The skylines of resort coastlines in Spain, Greece, and Italy boomed, and every summer, the suburbs of Britain emptied as young singles and couples flew aboard to party, and families to find a slice of get-away-from-it-all paradise. Gatwick, Luton, and provincial airports thronged with leisure travelers clad in the neon fashion of the era, soundtracked with new Walkman person stereos.

It’s hard to imagine a world without the Persian Gulf mega-carriers but as recently as the 1990s, the UK to Australia market was dominated by British Airways, with multiple jumbos a day serving not only Sydney but also Melbourne, Brisbane, Adelaide and Perth; Singapore Airlines and Cathay Pacific, who leveraged their strategic locations much as Emirates et al would in the decades that followed, or a number of European carriers who served Sydney and Melbourne, such as KLM, Olympic, Alitalia, UTA and plucky Austrian upstart Lauda Air. Britannia joined the Kangaroo Route in 1988 and started flying 767s to Australia via Sharjah and Singapore, serving one of the biggest VFR markets in the world – visiting friends and relatives.

The 1990s saw the advent of a more ambitious leisure clientele. The Med was no longer exotic, and British holidaymakers set their sights on the white sands and wafting palms of the Caribbean and Thailand. By 1997, a third of Britannia’s flying was long haul. To meet the expectations of their most demanding customers, Britannia introduced a premium cabin, of a quality similar to that offered by the best scheduled airlines in Europe, and was branded Royal Service.

Thanks to harmonisation of regulations made possible by closer European Union integration, Europe’s airline market was deregulated in the mid 1990s which gave rise to the Low Cost Carrier, the LCC, starting with easyJet in 1996. By the turn of the century and the advent of the internet, travelers were confident enough to book their own accommodation and figure out their own local logistics, and no longer needed a tour operator to make the arrangements. easyJet went from a pair of ex-GB Airways 737-200s to a pre-coronavirus fleet of over 300 A320 family Airbus aircraft, and Ryanair from a handful of Romanian-built BAC-111s to 280 Boeing 737-800s (and a sole -700 for pilot training), fleet sizes that dwarfed not only the likes of Britannia but the entire leisure fleets of 1980s western Europe combined.

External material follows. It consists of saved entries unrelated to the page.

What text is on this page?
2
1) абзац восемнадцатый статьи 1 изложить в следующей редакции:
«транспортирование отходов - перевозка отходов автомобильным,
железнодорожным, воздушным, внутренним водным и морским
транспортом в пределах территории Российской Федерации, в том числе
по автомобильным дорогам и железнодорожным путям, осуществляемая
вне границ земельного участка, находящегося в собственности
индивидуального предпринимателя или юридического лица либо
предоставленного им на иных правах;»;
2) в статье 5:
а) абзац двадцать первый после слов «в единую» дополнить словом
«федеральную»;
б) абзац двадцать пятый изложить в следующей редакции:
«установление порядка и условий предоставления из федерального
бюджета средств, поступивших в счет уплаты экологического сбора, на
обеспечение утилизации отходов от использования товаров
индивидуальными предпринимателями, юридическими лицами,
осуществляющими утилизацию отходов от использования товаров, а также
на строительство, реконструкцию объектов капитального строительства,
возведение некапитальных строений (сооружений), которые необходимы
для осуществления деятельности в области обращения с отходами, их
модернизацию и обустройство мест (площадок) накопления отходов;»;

The delights of the 1980s inclusive package tour, when flying was much less accessible to the average person, might seem a bit pedestrian compared to the free range possibilities of today, but whatever they lacked in variety or local authenticity, they made up for with a bit of innocence and wide-eyed enthusiasm for a new world that was just getting started. There were plenty of other British airlines who played their role, but none as classy as Britannia Airways.